La Nueva España

La Nueva España

Contenido exclusivo para suscriptores digitales

Aquellos almuerzos de San José

Un santo que ha perdido casi toda la importancia que tuvo

En la España pobretona de mi niñez, después de las Navidades, la segunda cita gastronómica en importancia era el día de San José. Un día que era fiesta nacional y se celebraba en todo el territorio del Estado y no como ahora que son más las autonomías donde el 19 de marzo es una fecha laborable. Por ejemplo, este año se festejó, por excepción, en Galicia gracias a no sé que coincidencias afortunadas del calendario, mientras que en Asturias fue un día corriente que no dio derecho a la holganza.

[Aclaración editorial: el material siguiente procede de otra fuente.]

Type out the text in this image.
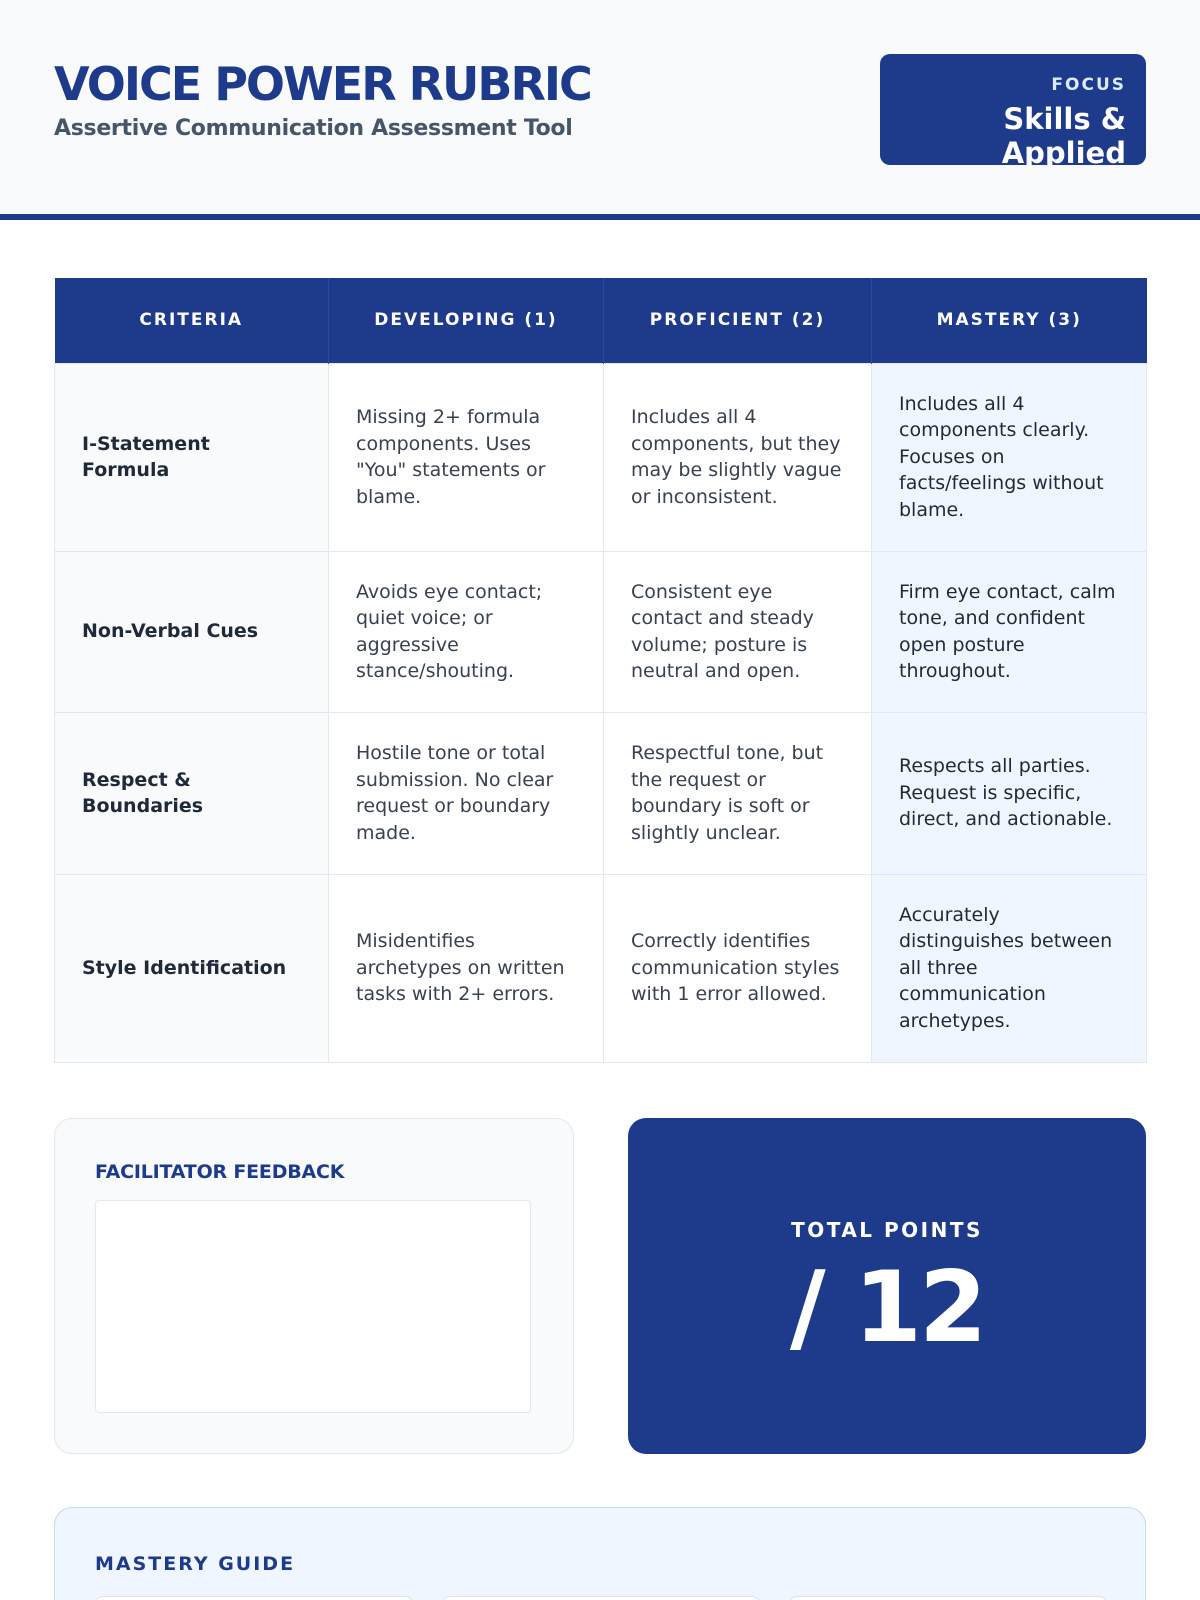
VOICE POWER RUBRIC
Assertive Communication Assessment Tool
FOCUS
Skills & Applied
CRITERIA	DEVELOPING (1)	PROFICIENT (2)	MASTERY (3)
I-Statement Formula	Missing 2+ formula components. Uses "You" statements or blame.	Includes all 4 components, but they may be slightly vague or inconsistent.	Includes all 4 components clearly. Focuses on facts/feelings without blame.
Non-Verbal Cues	Avoids eye contact; quiet voice; or aggressive stance/shouting.	Consistent eye contact and steady volume; posture is neutral and open.	Firm eye contact, calm tone, and confident open posture throughout.
Respect & Boundaries	Hostile tone or total submission. No clear request or boundary made.	Respectful tone, but the request or boundary is soft or slightly unclear.	Respects all parties. Request is specific, direct, and actionable.
Style Identification	Misidentifies archetypes on written tasks with 2+ errors.	Correctly identifies communication styles with 1 error allowed.	Accurately distinguishes between all three communication archetypes.
FACILITATOR FEEDBACK
TOTAL POINTS
/ 12
MASTERY GUIDE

Lo cierto es que, desde la instauración de la monarquía parlamentaria por capricho del general Franco, San José es un santo que ha perdido casi toda la importancia que tuvo en un pasado todavía no tan lejano. Y no solo desde el punto de vista gastronómico sino también del político porque fue utilizado primero por el papa Pío XII como dique de contención del proletariado comunista bajo la caracterización de San José Obrero (1955), y a imitación suya por el dictador español para defender los valores cristianos de la llamada "gran familia del trabajo", una construcción teórica paternalista del nacional catolicismo que exigía la idílica colaboración de empresarios y trabajadores por cuenta ajena.

Nadie nos ha explicado todavía, al margen de los evidentes aprovechamientos propagandísticos, cuáles fueron las razones serias para convertir al paciente carpintero de Nazaret en precursor del proletariado industrial moderno. Pero en todo caso, de ser precursor de alguien lo sería mejor de los trabajadores autónomos, de los técnicos de laboratorios especializados en la fecundación "in vitro" o de los padres adoptivos, caso que exista esa categoría laboral, que no lo sé. La realidad es que, San José ha perdido importancia en lo político y en lo religioso, y solo mantienen viva su existencia las ofertas comerciales del llamado Día del Padre, que también podría llamarse de la Santa Corbata sin que nadie se escandalizase demasiado. De no ser por eso, su notoriedad sería equivalente a la de San Secundino, San Lamberto o de cualquier otro de los numerosísimos y prácticamente anónimos compañeros y compañeras de santoral. Todo ello, claro está, al margen de su función protocolaria como esposo de la Virgen María. No obstante, los de mi generación tenemos una deuda de gratitud con San José. Fundamentalmente, por aquellos almuerzos extraordinarios del día de su exaltación. Unos almuerzos en cuya selección de material y posterior elaboración se ponía un especial esmero. Desde el aperitivo a los postres. Luego, venía una larga sobremesa que a veces de prolongaba casi hasta la hora de la cena. Con abundancia de toda clase de libaciones y mucho aroma de habano, porque en aquellos años el humo del tabaco no molestaba y hasta los niños de pecho respiraban ese aire que se asociaba a la prosperidad aunque fuese relativa. La fiesta, como queda dicho, era de ámbito nacional y en todas las casas había más de un Pepe, o de una Pepita, para justificar el festejo. De todo aquello deriva seguramente la frase "ponerse como un Pepe", que es tanto como ponerse morado al comer.